In the first volume of Spurgeon's autobiography, we witness his rise from modest obscurity, embarking on a long road toward fame and admiration as a representative of God on Earth. A lengthy, lively and detailed biography is helped by the fact that Spurgeon was an effusive and prolific talker and author of many documents: he would recount incidents of his life on paper and in speeches regularly.
We find in this volume the famous instance in which the young Spurgeon encountered his call from God. When Spurgeon was aged fifteen, a violent snowstorm forced him from his route into a Methodist church where he felt the Lord beckon him to service. After this, he undertook parochial study with great fervor, and quickly became a respected teacher in his local Sunday School, gaining the nickname 'the boy-preacher of the Fens'.
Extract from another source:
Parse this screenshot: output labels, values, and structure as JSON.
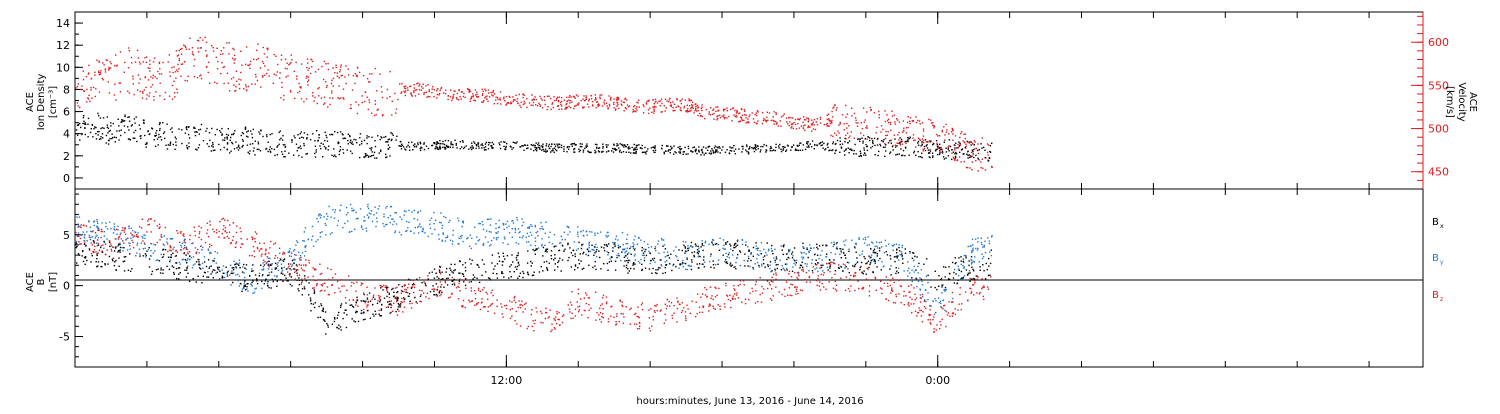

C. H. Spurgeon's rare gift for words and ability to speak movingly became obvious at the outset. Whilst still in his teenage years he commenced to write Gospel tracts, honing his keynote style and manner with audiences. Early on, his ability to encourage religious thought and contemplation of the divine in his listeners was realized by Christians of various denominations - he was earmarked for a bright future in the church.
Yet Spurgeon lived in England at a difficult time; towards the end of this volume, we hear his account of the cholera epidemic which ravaged London in the 1850s. Witnessing the effect of this terrible disease was sobering for the young preacher; amid this grim scene, the comfort of God's assurance was in high demand - it fell to Spurgeon to offer such comfort to ever-larger crowds.